I mentioned in passing a couple of weeks ago that the official White House holiday card has started reaching mailboxes, and much to some conservatives’ chagrin, the card doesn’t mention the name of a certain winter holiday.
Though it quotes the book of Psalms, the card’s text reads, “May the light of the season shine bright in your heart now and in the new year.” Christmas isn’t mentioned.
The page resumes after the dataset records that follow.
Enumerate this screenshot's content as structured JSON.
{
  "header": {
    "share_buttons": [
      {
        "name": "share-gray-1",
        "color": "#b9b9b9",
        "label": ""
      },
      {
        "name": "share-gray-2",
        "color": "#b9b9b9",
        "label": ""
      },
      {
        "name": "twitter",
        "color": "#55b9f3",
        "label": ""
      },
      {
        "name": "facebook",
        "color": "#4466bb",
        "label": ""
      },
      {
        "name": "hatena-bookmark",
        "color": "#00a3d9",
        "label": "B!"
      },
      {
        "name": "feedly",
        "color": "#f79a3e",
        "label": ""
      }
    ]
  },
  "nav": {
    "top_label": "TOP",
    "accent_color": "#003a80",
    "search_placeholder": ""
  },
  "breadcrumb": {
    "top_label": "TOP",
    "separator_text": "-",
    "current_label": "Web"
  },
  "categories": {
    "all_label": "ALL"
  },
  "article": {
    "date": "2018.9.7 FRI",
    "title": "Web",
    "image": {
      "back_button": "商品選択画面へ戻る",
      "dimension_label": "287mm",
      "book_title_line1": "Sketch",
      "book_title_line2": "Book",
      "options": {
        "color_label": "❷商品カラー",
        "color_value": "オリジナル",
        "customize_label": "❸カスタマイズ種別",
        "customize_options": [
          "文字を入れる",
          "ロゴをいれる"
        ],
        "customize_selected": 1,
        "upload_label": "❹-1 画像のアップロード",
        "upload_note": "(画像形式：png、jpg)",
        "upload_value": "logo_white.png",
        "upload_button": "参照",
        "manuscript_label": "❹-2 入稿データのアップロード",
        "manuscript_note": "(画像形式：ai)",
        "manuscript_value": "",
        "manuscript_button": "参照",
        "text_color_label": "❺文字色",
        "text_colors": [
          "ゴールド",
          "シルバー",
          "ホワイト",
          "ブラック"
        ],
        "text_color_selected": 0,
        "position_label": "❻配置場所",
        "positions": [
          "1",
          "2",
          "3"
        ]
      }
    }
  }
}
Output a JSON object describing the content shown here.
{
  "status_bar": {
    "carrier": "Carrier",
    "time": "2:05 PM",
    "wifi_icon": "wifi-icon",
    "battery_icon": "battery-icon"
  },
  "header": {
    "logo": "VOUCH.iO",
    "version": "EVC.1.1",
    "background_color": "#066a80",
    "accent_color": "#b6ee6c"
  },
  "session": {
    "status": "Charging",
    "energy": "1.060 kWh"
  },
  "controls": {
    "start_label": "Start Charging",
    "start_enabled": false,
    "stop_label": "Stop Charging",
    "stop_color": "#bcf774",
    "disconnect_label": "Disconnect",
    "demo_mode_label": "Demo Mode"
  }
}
For that matter, as a friend of mine noted, “The front of the card contains a watercolor drawing of the White House festooned with a Christmas tree, wreaths and lights (no creche!).”
Oddly enough, the subject actually came up during the most recent White House press briefing.
Q: WorldNetDaily notes that in previous years the President has been criticized for sending out generic holiday cards at this time of the year, and thus downplaying the celebration of Christmas, a holy day celebrated by a majority of Americans. And my question: Does the President believe that the majority of America’s Jews, Muslims or Hindus would be offended if the card sent by this practicing Christian President were to mention Christmas, instead of just the season, unspecified?
Snow: I don’t know, Les. The thing is the President celebrates Christian — he’s made no secret of his Christian faith. He also believes in religious tolerance. And —
Q: Doesn’t he think that they would be tolerant of him? I mean, as a Christian President sending out a Christmas card —
Snow: Again, here’s the — you’re always asking me, does the President believe, on wonderfully provocative questions that no sensible press secretary would waste time asking the President about. So the fact is that I don’t have the opportunity to ask him about Christmas cards. (Laughter.)
Q: Do you think that Christmas cards are a waste?
Snow: I think that on the priority list today, it’s kind of far down. And I’ve got to ration my time in front of the President. So it’s — what the President believes is that Jesus Christ is his Lord and Savior. He also believes that in this time and age it is important to welcome the freedom of all people to worship in accordance with their faith.
Funny, when a department store says that, Fox News personalities call for a boycott.
By the way, Slate’s David Greenberg explained that Bush isn’t breaking with White House tradition by sending out holiday cards without the “C” word; it’s the recent norm.
The gripes against inclusive seasonal displays and yuletide capitalism found new expression in the sudden outrage over the president’s generic holiday cards. Last year, many conservatives were furious that George W. Bush omitted the word Christmas from his wintertime mailings. The Washington Post quoted William Donohue, president of the Catholic League for Religious and Civil Rights, saying: “This clearly demonstrates that the Bush administration has suffered a loss of will and that they have capitulated to the worst elements in our culture.” Added another conservative religious leader, “I threw out my White House card as soon as I got it.”
But here, too, it’s the foes of the ecumenical greeting who want to destroy a long-standing modus vivendi. Mary Evans Seeley’s book Season’s Greetings from the White House: The Collection of Presidential Christmas Cards, Messages, and Gifts shows that “Season’s Greetings” was used on White House holiday correspondence by no less than Dwight D. Eisenhower in the 1950s. Likewise, Presidents Kennedy, Johnson, Carter, Reagan, and Clinton all took care, as well, not to alienate non-Christian recipients of holiday mail. Few people expressed a problem with this long-standing practice until now.
If Reagan can get away with “Season’s Greetings,” why can’t the Gap?